With a total debt exposure of around Rs 40,000 crore, Bhushan Steel is among the country’s most indebted steel makers. It had a debt-to-equity ratio of 3.5 at the end 2013-14. If deferred tax and other liabilities are included, this ratio rises to nearly 4. A competitor, however, feels that the colossal debt is hardly unusual, given the problems facing the sector. “So many banks have sanctioned loans. Surely they must have done so after due diligence.” An agitated steel producer adds, “The entire sector is under pressure. Capacity utilisation is around 60 per cent. On top of that, iron ore and coal are not made available. This is a systemic failure.”
Raw material linkages have been a contentious issue for most steel projects. The clampdown on iron-ore mines in states like Karnataka and Goa has had a far-reaching impact on the steel sector. Many small and mid-sized companies have shut shop, while some projects have been rendered unviable. “We should have raised equity, but we were first handicapped by the Company Law Board verdict sometime in 2007 which ordered status quo on capital,” says Bhushan Steel Director (finance) Nittin Johari. “That ultimately got resolved by the family settlement in 2011. But the markets have not been good since.” The company has recently passed a resolution to raise equity up to $ 1 billion by way of qualified institutional placement or rights issue.

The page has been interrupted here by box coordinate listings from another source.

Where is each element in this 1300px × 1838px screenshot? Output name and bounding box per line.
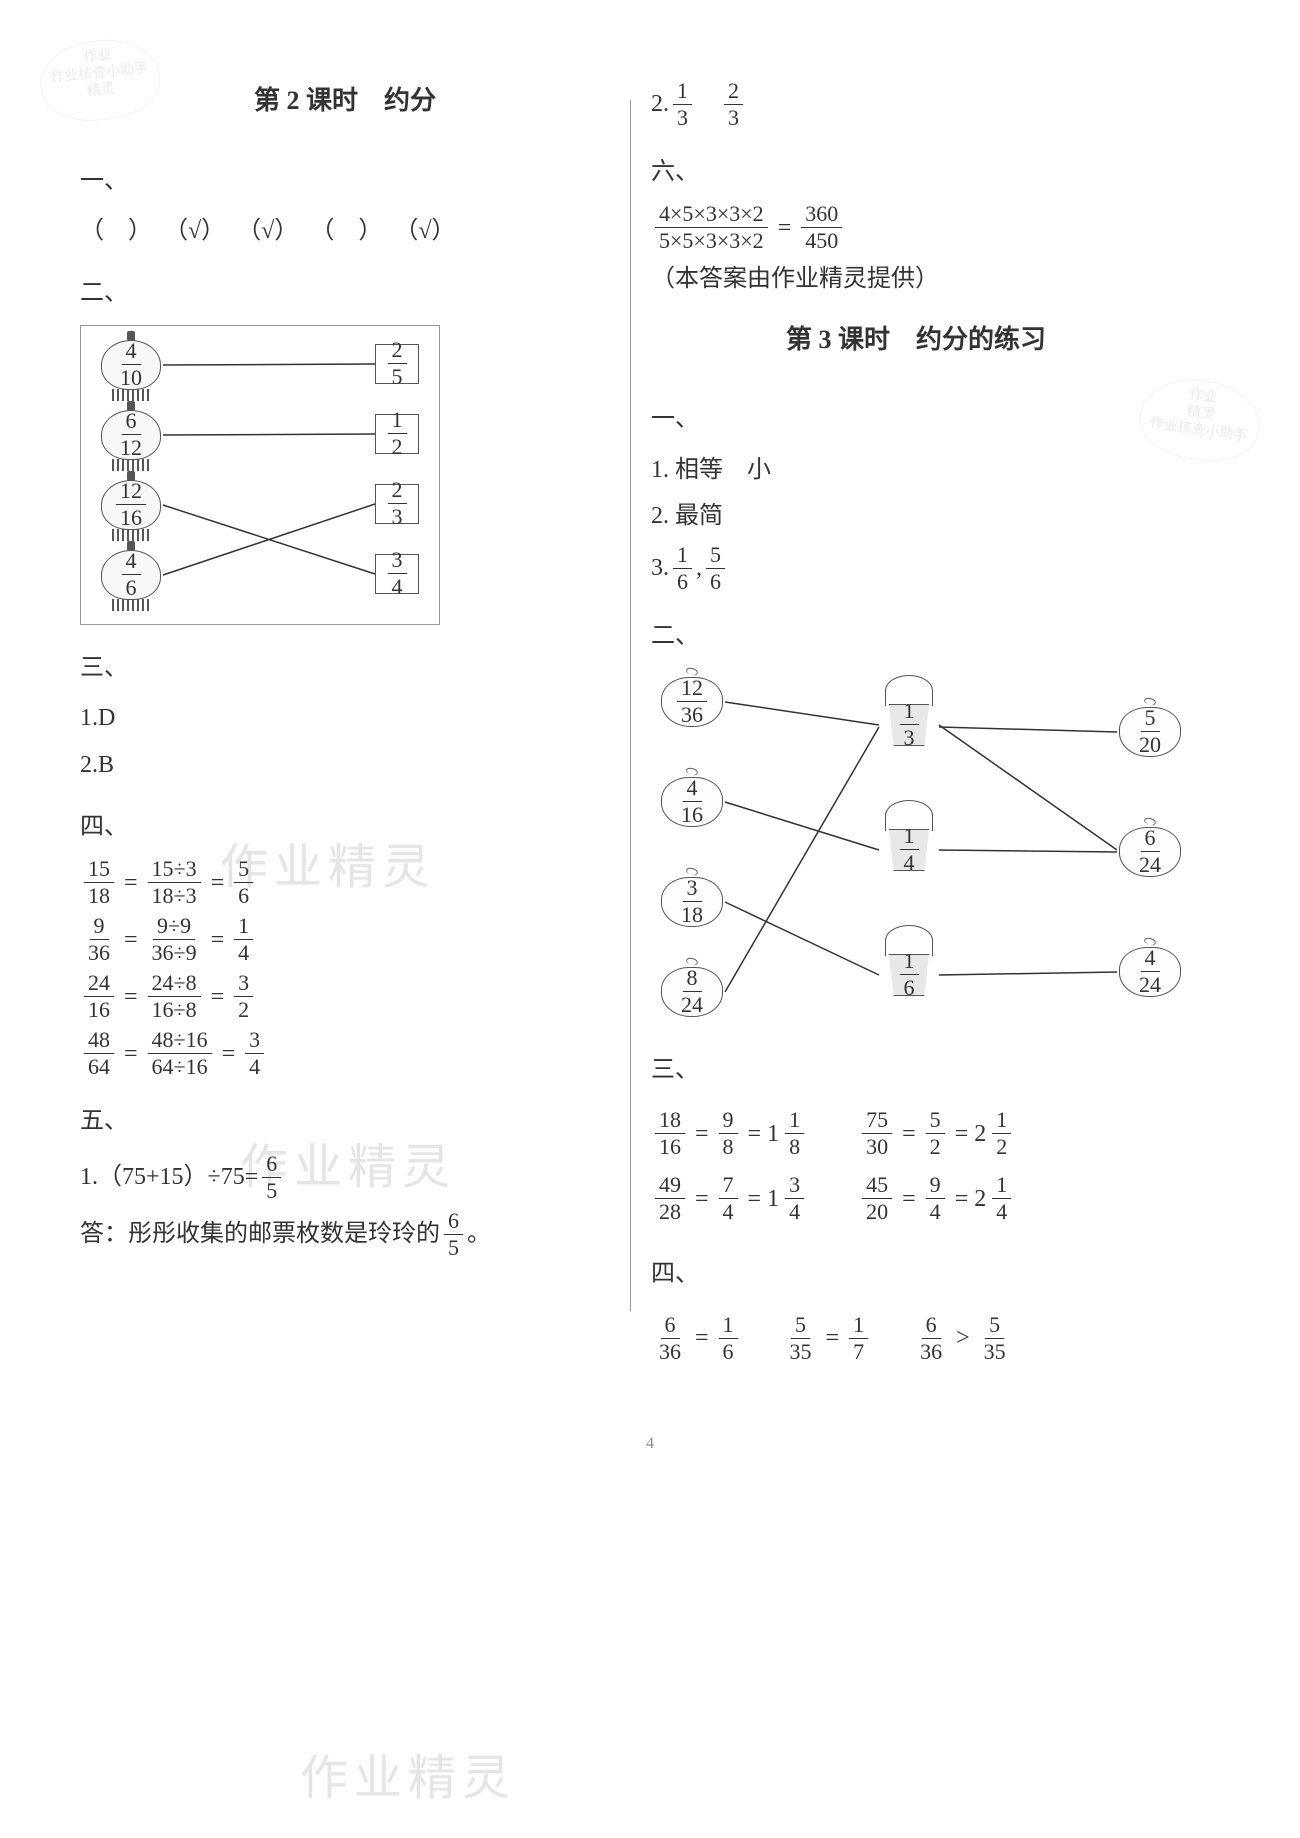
result-2: 23	[375, 484, 419, 524]
result-3: 34	[375, 554, 419, 594]
apple-l1: 416	[661, 777, 723, 827]
s6-equation: 4×5×3×3×25×5×3×3×2 = 360450	[651, 203, 1181, 252]
r-s4-row: 636= 16 535= 17 636 > 535	[651, 1306, 1181, 1371]
apple-r2: 424	[1119, 947, 1181, 997]
s4-row-3: 4864= 48÷1664÷16= 34	[80, 1029, 610, 1078]
s4-row-2: 2416= 24÷816÷8= 32	[80, 972, 610, 1021]
lantern-2: 1216	[101, 480, 161, 530]
s4-row-1: 936= 9÷936÷9= 14	[80, 915, 610, 964]
s5-answer: 答：彤彤收集的邮票枚数是玲玲的 65 。	[80, 1210, 610, 1259]
section-2-label: 二、	[80, 274, 610, 312]
r-s3-row1: 4928= 74= 134 4520= 94= 214	[651, 1166, 1181, 1231]
apple-bucket-matching: 1236 416 318 824 13 14 16 520 624 424	[651, 667, 1191, 1027]
result-1: 12	[375, 414, 419, 454]
section-4-label: 四、	[80, 808, 610, 846]
s5-q2: 2. 13 23	[651, 80, 1181, 129]
section-1-label: 一、	[80, 162, 610, 200]
left-column: 第 2 课时 约分 一、 （ ） （√） （√） （ ） （√） 二、 410 …	[60, 60, 630, 1371]
s4-row-0: 1518= 15÷318÷3= 56	[80, 858, 610, 907]
apple-l3: 824	[661, 967, 723, 1017]
page-number: 4	[0, 1431, 1300, 1457]
lantern-0: 410	[101, 340, 161, 390]
s4-rows: 1518= 15÷318÷3= 56 936= 9÷936÷9= 14 2416…	[80, 858, 610, 1078]
apple-l0: 1236	[661, 677, 723, 727]
s5-q1: 1.（75+15）÷75= 65	[80, 1153, 610, 1202]
r-s1-a1: 1. 相等 小	[651, 451, 1181, 489]
section-5-label: 五、	[80, 1102, 610, 1140]
r-s3-label: 三、	[651, 1051, 1181, 1089]
bucket-2: 16	[881, 947, 937, 1003]
r-s1-a3: 3. 16 , 56	[651, 544, 1181, 593]
s6-note: （本答案由作业精灵提供）	[651, 260, 1181, 298]
s3-a2: 2.B	[80, 746, 610, 784]
section-3-label: 三、	[80, 649, 610, 687]
section-6-label: 六、	[651, 153, 1181, 191]
apple-l2: 318	[661, 877, 723, 927]
section-1-answers: （ ） （√） （√） （ ） （√）	[80, 212, 610, 250]
apple-r1: 624	[1119, 827, 1181, 877]
r-s1-a2: 2. 最简	[651, 497, 1181, 535]
lesson-3-title: 第 3 课时 约分的练习	[651, 319, 1181, 361]
bucket-0: 13	[881, 697, 937, 753]
r-s1-label: 一、	[651, 400, 1181, 438]
r-s3-row0: 1816= 98= 118 7530= 52= 212	[651, 1101, 1181, 1166]
lantern-1: 612	[101, 410, 161, 460]
watermark-3: 作业精灵	[300, 1741, 516, 1818]
r-s4-label: 四、	[651, 1255, 1181, 1293]
result-0: 25	[375, 344, 419, 384]
right-column: 2. 13 23 六、 4×5×3×3×25×5×3×3×2 = 360450 …	[631, 60, 1201, 1371]
apple-r0: 520	[1119, 707, 1181, 757]
lantern-3: 46	[101, 550, 161, 600]
r-s2-label: 二、	[651, 617, 1181, 655]
lantern-matching: 410 612 1216 46 25 12 23 34	[80, 325, 440, 625]
bucket-1: 14	[881, 822, 937, 878]
s3-a1: 1.D	[80, 699, 610, 737]
lesson-2-title: 第 2 课时 约分	[80, 80, 610, 122]
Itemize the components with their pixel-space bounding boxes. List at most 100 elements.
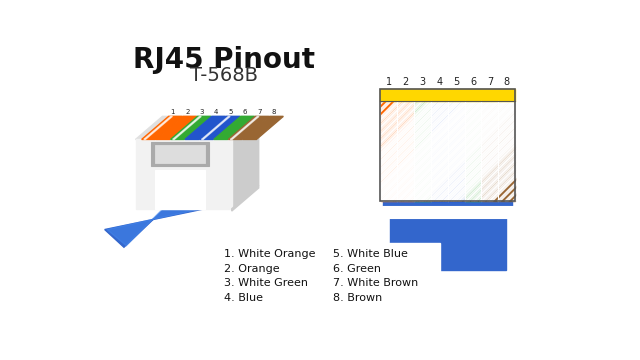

Bhushan Steel isn’t the only company facing the problem of high debt. Bhushan Power & Steel’s debt is around Rs 29,000 crore, says Sanjay. The company, he adds, will end the year with a topline of Rs 13,000 crore. “In the next financial year, our topline will be Rs 14,000 crore.” What’s the way out? “The Bhushans have not put in equity. But in a good equity market, it would not be difficult to deleverage,” says a source in the sector, referring to the recent bull run on the stock market. All said, few appear to doubt Bhushan Steel’s product quality, its reputation or its state-of-the-art plant. Even Sanjay is on Neeraj’s side. “In this crisis,” he says, “we are together.”